As supplies run low in his California warehouse, Krizack faces mounting uncertainty and expense due to looming tariffs. RoughRider’s Chinese manufacturer requires a 90-day lead time for production, so Krizack must place orders months in advance, gambling on future costs and navigating an increasingly unpredictable pricing landscape.
“I have to kind of be able to figure out 90 days, plus another three or four weeks for shipping, in advance what’s going to be happening with the tariffs. I have to guess the tariff policy, but I have no idea,” Krizack said. “And the other big problem is, I’m so small that a little change (in tariffs) is significant for me.”
Trump’s sweeping tariffs sparked a trade clash with China, leading to escalating duties on both sides. A May agreement cut U.S. tariffs from 145% to 30% and set a 90-day deadline for a broader deal, with China agreeing to ease key export restrictions.

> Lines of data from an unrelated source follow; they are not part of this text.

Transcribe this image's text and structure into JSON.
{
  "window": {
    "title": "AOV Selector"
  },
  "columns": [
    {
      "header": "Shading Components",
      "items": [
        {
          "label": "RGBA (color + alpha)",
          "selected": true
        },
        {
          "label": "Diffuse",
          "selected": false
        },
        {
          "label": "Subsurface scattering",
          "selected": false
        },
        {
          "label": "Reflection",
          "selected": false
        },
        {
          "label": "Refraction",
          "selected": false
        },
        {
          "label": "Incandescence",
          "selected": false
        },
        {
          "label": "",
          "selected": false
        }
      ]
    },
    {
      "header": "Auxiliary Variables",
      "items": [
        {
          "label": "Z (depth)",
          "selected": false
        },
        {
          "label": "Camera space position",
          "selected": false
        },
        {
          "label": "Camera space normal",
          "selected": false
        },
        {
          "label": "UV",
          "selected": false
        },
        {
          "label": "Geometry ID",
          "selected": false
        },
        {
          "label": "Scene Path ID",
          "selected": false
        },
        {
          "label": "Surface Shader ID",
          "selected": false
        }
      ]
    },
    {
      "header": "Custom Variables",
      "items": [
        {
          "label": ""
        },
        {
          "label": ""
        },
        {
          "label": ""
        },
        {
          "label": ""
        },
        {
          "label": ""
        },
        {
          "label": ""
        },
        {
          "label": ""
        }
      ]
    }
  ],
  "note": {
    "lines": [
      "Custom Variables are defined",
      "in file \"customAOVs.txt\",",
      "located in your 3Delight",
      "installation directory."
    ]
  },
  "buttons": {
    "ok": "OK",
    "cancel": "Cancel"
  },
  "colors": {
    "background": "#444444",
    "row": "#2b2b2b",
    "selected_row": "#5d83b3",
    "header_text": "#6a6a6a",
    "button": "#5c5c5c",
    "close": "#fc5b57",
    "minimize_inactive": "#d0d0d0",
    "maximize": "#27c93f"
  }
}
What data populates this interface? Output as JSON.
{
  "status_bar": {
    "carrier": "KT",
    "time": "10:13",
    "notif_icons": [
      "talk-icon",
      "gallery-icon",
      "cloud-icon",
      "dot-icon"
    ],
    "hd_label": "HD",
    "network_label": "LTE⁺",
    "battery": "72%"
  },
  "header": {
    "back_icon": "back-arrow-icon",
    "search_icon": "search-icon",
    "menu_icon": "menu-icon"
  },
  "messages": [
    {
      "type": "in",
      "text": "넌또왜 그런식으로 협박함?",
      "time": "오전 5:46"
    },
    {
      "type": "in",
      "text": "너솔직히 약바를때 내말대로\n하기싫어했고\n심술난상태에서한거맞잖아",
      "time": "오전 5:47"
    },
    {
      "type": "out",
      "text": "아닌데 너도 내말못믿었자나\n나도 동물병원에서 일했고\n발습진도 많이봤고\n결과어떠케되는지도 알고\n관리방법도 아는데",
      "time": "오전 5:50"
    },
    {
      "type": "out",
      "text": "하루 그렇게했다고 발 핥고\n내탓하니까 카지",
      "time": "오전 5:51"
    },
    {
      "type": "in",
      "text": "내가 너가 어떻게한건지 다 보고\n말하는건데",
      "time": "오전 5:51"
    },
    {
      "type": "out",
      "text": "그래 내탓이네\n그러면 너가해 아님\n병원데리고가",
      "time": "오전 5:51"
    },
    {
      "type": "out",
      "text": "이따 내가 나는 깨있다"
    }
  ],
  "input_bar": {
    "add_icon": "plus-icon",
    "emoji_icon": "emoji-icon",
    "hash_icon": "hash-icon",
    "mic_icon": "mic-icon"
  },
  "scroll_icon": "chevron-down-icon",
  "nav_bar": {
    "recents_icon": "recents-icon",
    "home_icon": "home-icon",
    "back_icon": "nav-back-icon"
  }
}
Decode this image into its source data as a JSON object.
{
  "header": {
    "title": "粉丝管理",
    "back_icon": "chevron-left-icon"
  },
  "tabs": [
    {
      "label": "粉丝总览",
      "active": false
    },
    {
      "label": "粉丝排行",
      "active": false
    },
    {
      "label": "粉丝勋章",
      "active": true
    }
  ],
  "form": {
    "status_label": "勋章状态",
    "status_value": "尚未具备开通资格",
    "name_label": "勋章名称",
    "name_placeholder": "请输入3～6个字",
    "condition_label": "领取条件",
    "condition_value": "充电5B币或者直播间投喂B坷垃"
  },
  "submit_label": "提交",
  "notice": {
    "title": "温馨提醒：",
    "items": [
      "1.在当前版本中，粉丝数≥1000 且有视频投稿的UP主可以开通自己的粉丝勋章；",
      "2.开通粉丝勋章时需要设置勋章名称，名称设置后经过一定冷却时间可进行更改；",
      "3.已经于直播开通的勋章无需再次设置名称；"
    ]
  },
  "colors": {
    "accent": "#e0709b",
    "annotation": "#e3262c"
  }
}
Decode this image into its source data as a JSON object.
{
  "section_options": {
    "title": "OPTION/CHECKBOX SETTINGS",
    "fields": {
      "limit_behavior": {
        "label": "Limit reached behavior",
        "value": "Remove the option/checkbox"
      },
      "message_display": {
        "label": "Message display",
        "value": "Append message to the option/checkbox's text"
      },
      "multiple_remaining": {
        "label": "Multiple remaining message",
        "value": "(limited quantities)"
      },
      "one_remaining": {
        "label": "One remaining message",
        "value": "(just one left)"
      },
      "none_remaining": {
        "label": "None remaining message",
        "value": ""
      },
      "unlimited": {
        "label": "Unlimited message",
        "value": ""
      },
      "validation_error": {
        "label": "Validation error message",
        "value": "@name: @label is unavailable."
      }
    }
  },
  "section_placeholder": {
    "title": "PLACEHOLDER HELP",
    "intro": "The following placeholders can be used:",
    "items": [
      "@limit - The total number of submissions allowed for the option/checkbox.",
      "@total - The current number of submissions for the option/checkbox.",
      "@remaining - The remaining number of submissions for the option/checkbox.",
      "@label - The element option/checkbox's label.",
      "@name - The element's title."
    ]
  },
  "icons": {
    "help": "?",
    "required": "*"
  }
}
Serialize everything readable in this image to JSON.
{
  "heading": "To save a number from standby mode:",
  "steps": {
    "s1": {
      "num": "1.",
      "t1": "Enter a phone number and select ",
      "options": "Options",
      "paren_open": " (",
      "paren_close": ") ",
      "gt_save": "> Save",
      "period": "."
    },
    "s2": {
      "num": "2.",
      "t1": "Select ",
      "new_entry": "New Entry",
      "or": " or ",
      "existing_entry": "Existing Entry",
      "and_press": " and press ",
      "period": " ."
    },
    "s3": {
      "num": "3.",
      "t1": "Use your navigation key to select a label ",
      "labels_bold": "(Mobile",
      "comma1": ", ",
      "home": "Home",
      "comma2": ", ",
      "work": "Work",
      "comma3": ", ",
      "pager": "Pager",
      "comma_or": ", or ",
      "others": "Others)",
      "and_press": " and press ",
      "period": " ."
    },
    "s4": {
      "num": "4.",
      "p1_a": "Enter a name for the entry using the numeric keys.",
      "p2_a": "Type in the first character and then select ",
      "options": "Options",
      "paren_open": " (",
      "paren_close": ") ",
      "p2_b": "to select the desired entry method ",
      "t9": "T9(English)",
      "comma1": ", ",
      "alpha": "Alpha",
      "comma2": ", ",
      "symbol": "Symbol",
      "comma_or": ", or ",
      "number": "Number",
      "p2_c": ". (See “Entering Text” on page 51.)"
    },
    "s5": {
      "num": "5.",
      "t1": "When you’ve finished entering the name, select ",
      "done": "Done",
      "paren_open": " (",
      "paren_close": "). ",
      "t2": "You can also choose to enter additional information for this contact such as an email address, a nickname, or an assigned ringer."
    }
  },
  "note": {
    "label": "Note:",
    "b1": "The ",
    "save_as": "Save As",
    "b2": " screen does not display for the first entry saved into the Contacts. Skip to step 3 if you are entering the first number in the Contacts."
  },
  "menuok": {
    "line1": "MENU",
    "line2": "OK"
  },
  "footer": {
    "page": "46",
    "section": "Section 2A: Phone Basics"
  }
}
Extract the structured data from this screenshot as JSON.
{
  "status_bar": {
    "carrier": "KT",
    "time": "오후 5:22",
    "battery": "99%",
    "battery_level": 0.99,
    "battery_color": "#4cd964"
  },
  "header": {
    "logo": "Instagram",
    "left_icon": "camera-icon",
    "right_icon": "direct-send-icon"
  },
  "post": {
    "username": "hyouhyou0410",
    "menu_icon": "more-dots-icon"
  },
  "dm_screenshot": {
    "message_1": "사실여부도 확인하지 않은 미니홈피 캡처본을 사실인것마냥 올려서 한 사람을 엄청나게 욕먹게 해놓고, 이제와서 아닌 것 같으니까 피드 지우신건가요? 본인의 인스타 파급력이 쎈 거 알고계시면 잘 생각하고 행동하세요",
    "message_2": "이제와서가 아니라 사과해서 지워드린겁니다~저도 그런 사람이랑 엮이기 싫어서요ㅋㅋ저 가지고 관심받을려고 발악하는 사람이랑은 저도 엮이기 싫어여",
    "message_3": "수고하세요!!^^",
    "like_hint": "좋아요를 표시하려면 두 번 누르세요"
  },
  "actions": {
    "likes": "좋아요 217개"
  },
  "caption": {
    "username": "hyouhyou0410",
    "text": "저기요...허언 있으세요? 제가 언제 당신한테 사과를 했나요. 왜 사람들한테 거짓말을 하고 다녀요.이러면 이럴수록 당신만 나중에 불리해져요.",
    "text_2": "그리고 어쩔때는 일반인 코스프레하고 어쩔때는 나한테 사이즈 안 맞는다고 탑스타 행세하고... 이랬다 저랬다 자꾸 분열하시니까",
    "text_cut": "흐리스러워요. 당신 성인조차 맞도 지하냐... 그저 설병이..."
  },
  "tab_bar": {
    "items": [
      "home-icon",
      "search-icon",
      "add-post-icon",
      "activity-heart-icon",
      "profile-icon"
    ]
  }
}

As of June 2025, the Trump administration said they would impose a total 55% tariff on Chinese imports by combining a 10% baseline tariff, a 20% China-specific duty, and existing 25% tariffs from Trump’s first term.
Krizack said that if he had to move all his manufacturing to the US, his costs would triple, making the wheelchairs prohibitively expensive for customers.
As he faces the uncertainty of the future, Krizack said he is committed to the RoughRider mission but also can only bear so much financial loss.
“I have been involved in this field since 1977 really, and it’s what I’m committed to doing. It’s a good thing to do, and I like to do it,” Krizack said. “But at the same time, it’s got to be worth it. There’s some point at which I don’t want to be a volunteer.”